Herz will die Schadensersatzansprüche über einen besonderen Vertreter durchsetzen, der vom Gericht bestellt wird. Der Grund: Das deutsche Aktiengesetz sieht vor, dass Ansprüche gegen frühere Organmitglieder nicht unmittelbar von den Aktionären geltend gemacht werden können. Wie viel Schadensersatz der Tchibo-Eigner fordert, ist unklar.

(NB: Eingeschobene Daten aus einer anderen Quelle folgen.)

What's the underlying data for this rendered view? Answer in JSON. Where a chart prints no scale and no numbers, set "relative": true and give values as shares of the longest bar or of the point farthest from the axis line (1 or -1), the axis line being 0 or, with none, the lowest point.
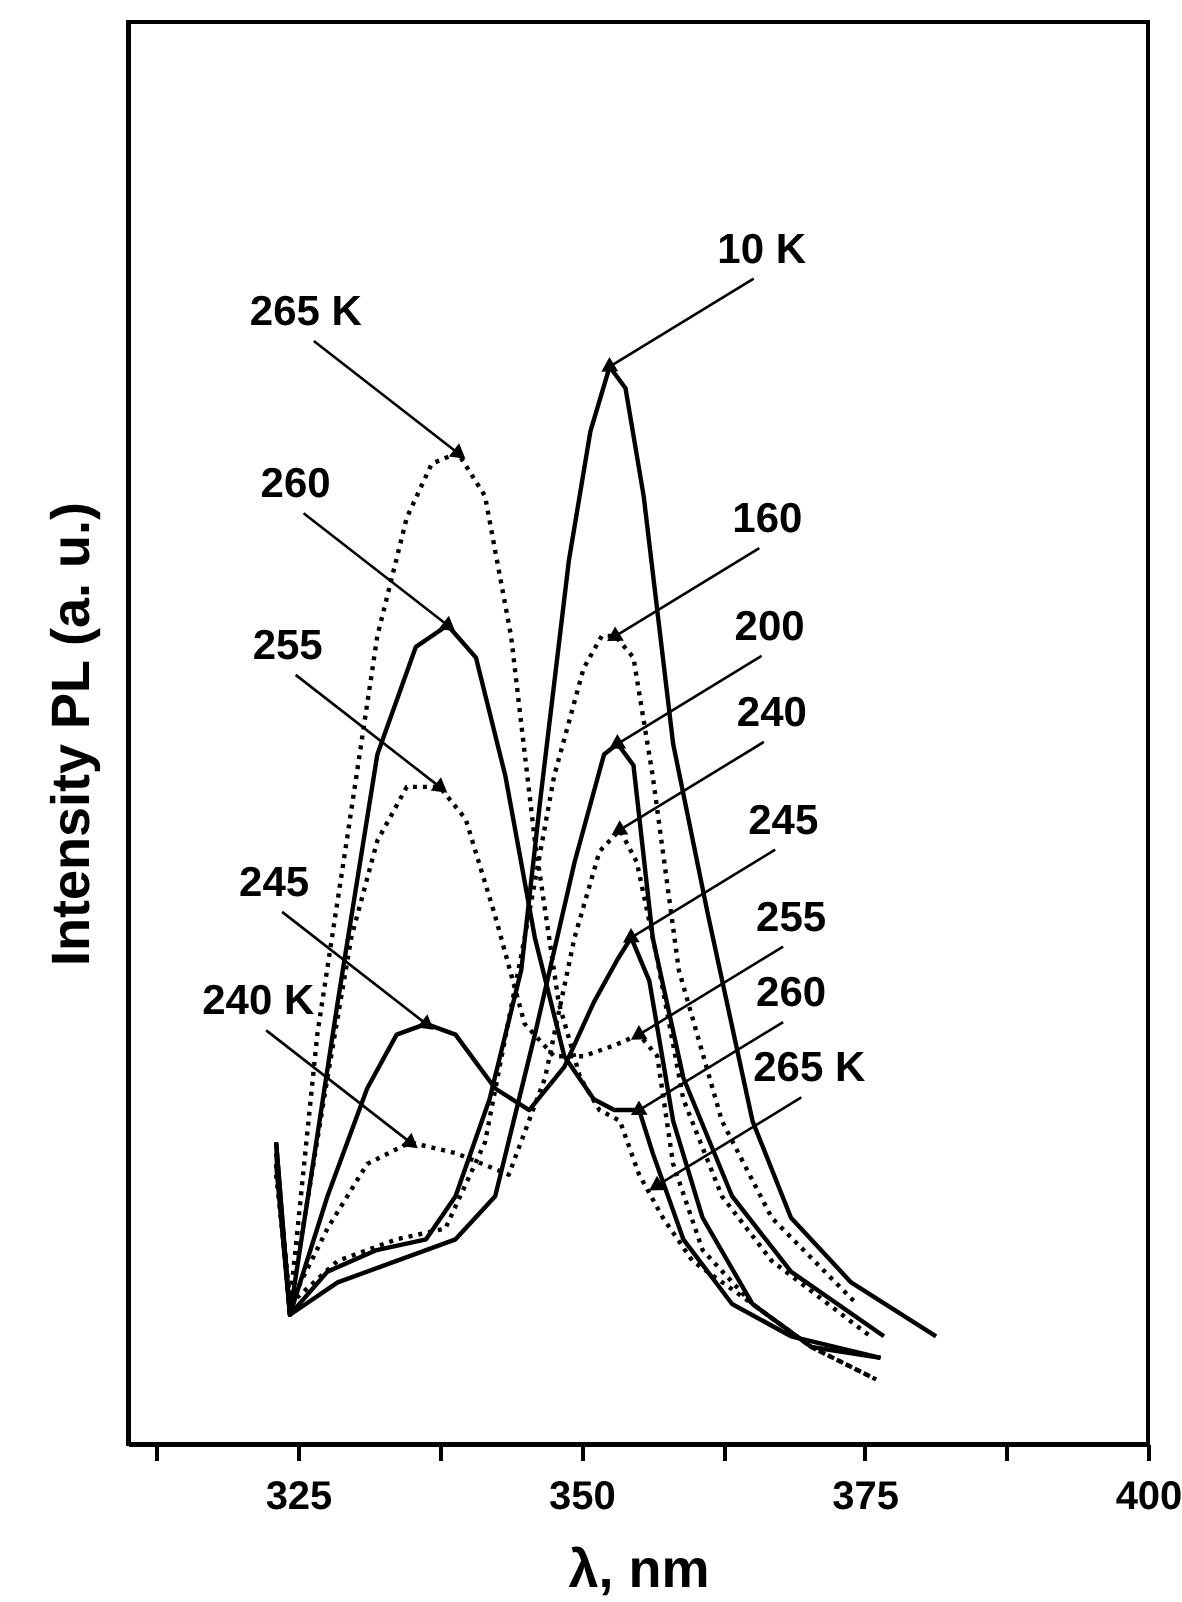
{
  "chart_data": {
    "type": "line",
    "relative": true,
    "xlabel": "λ,  nm",
    "ylabel": "Intensity PL (a. u.)",
    "xlim": [
      310,
      400
    ],
    "xticks": [
      {
        "value": 312.5,
        "label": null
      },
      325,
      {
        "value": 337.5,
        "label": null
      },
      350,
      {
        "value": 362.5,
        "label": null
      },
      375,
      {
        "value": 387.5,
        "label": null
      },
      400
    ],
    "grid": false,
    "marker": "none",
    "series": [
      {
        "color": "#000000",
        "line_style": "solid",
        "x": [
          323.07,
          324.29,
          327.6,
          331.95,
          336.3,
          338.9,
          341.9,
          344.7,
          346.4,
          348.9,
          350.8,
          352.5,
          353.9,
          355.5,
          358.1,
          361.2,
          365.1,
          368.5,
          373.8,
          381.3
        ],
        "values": [
          0.27,
          0.12,
          0.16,
          0.18,
          0.19,
          0.23,
          0.32,
          0.44,
          0.6,
          0.82,
          0.94,
          1.0,
          0.98,
          0.88,
          0.65,
          0.49,
          0.3,
          0.21,
          0.15,
          0.1
        ]
      },
      {
        "color": "#000000",
        "line_style": "dotted",
        "x": [
          323.07,
          324.29,
          328.5,
          333.7,
          338.0,
          341.5,
          345.0,
          347.6,
          350.2,
          351.8,
          353.0,
          354.6,
          356.3,
          358.6,
          362.4,
          366.8,
          374.3
        ],
        "values": [
          0.26,
          0.13,
          0.17,
          0.19,
          0.2,
          0.28,
          0.47,
          0.62,
          0.72,
          0.75,
          0.75,
          0.73,
          0.62,
          0.44,
          0.3,
          0.21,
          0.13
        ]
      },
      {
        "color": "#000000",
        "line_style": "solid",
        "x": [
          323.07,
          324.29,
          328.5,
          333.7,
          338.9,
          342.4,
          345.9,
          349.4,
          352.0,
          353.2,
          354.6,
          356.3,
          359.0,
          363.3,
          368.5,
          376.7
        ],
        "values": [
          0.26,
          0.12,
          0.15,
          0.17,
          0.19,
          0.23,
          0.38,
          0.54,
          0.64,
          0.65,
          0.63,
          0.47,
          0.34,
          0.23,
          0.16,
          0.1
        ]
      },
      {
        "color": "#000000",
        "line_style": "dotted",
        "x": [
          323.07,
          324.29,
          327.6,
          331.1,
          334.9,
          338.9,
          343.6,
          346.8,
          349.4,
          351.6,
          353.4,
          354.9,
          356.7,
          359.0,
          362.4,
          366.8,
          375.5
        ],
        "values": [
          0.25,
          0.13,
          0.2,
          0.26,
          0.28,
          0.27,
          0.25,
          0.34,
          0.47,
          0.55,
          0.57,
          0.54,
          0.45,
          0.32,
          0.23,
          0.17,
          0.1
        ]
      },
      {
        "color": "#000000",
        "line_style": "solid",
        "x": [
          323.07,
          324.29,
          327.6,
          331.1,
          333.7,
          336.3,
          338.9,
          342.4,
          345.4,
          348.5,
          351.1,
          353.2,
          354.4,
          356.0,
          358.1,
          360.7,
          365.1,
          370.3,
          376.4
        ],
        "values": [
          0.28,
          0.12,
          0.23,
          0.33,
          0.38,
          0.39,
          0.38,
          0.33,
          0.31,
          0.35,
          0.41,
          0.45,
          0.47,
          0.43,
          0.3,
          0.21,
          0.13,
          0.09,
          0.08
        ]
      },
      {
        "color": "#000000",
        "line_style": "dotted",
        "x": [
          323.07,
          324.29,
          325.9,
          327.6,
          329.7,
          332.0,
          334.6,
          337.5,
          339.8,
          342.4,
          345.0,
          347.6,
          350.2,
          352.9,
          355.1,
          356.7,
          358.1,
          360.7,
          365.1,
          370.3,
          376.0
        ],
        "values": [
          0.26,
          0.13,
          0.23,
          0.34,
          0.47,
          0.56,
          0.61,
          0.61,
          0.58,
          0.49,
          0.39,
          0.36,
          0.36,
          0.37,
          0.38,
          0.36,
          0.26,
          0.18,
          0.13,
          0.09,
          0.06
        ]
      },
      {
        "color": "#000000",
        "line_style": "solid",
        "x": [
          323.07,
          324.29,
          328.5,
          332.0,
          335.4,
          338.2,
          340.7,
          343.3,
          345.9,
          348.5,
          351.1,
          352.9,
          355.1,
          356.3,
          359.0,
          363.3,
          368.5,
          376.4
        ],
        "values": [
          0.28,
          0.12,
          0.41,
          0.64,
          0.74,
          0.76,
          0.73,
          0.62,
          0.47,
          0.36,
          0.32,
          0.31,
          0.31,
          0.27,
          0.19,
          0.13,
          0.1,
          0.08
        ]
      },
      {
        "color": "#000000",
        "line_style": "dotted",
        "x": [
          323.07,
          324.29,
          326.7,
          329.3,
          332.0,
          334.6,
          336.8,
          339.1,
          341.5,
          343.8,
          345.9,
          348.0,
          349.9,
          351.6,
          353.4,
          355.1,
          357.2,
          359.8,
          365.1,
          370.3,
          376.0
        ],
        "values": [
          0.26,
          0.13,
          0.38,
          0.56,
          0.75,
          0.86,
          0.91,
          0.92,
          0.88,
          0.75,
          0.56,
          0.41,
          0.34,
          0.31,
          0.3,
          0.25,
          0.21,
          0.17,
          0.13,
          0.09,
          0.06
        ]
      }
    ],
    "annotations": [
      {
        "text": "10 K",
        "x": 352.5,
        "y": 1.0
      },
      {
        "text": "160",
        "x": 353.0,
        "y": 0.75
      },
      {
        "text": "200",
        "x": 353.2,
        "y": 0.65
      },
      {
        "text": "240",
        "x": 353.4,
        "y": 0.57
      },
      {
        "text": "245",
        "x": 354.4,
        "y": 0.47
      },
      {
        "text": "255",
        "x": 355.1,
        "y": 0.38
      },
      {
        "text": "260",
        "x": 355.1,
        "y": 0.31
      },
      {
        "text": "265 K",
        "x": 356.7,
        "y": 0.24
      },
      {
        "text": "265 K",
        "x": 339.1,
        "y": 0.92
      },
      {
        "text": "260",
        "x": 338.2,
        "y": 0.76
      },
      {
        "text": "255",
        "x": 337.5,
        "y": 0.61
      },
      {
        "text": "245",
        "x": 336.3,
        "y": 0.39
      },
      {
        "text": "240 K",
        "x": 334.9,
        "y": 0.28
      }
    ]
  }
}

Damit dürften sich die Fronten zwischen den verfeindeten Anteilseignern erneut verhärten. Erst im Februar war der Mitaktionär Joachim Herz überraschend aus dem Aufsichtsrat der Holding abgewählt worden, weil er andere Vorstellungen über die künftige Struktur des Konzerns vertrat als seine Geschwister. Er hatte unter anderem gegen den Willen der übrigen Anteilseigner durchgesetzt, dass der Kosmetikkonzern Beiersdorf im Tchibo-Konzern konsolidiert wird. Tchibo ist mit 50,5 Prozent an der Beiersdorf AG beteiligt.

Ein Tchibo-Sprecher sagte, dass dies eine Angelegenheit der Gesellschafter sei und das Thema auf der Hauptversammlung besprochen werde. Günter und Daniela Herz waren am Wochenende für eine Stellungnahme nicht zu erreichen.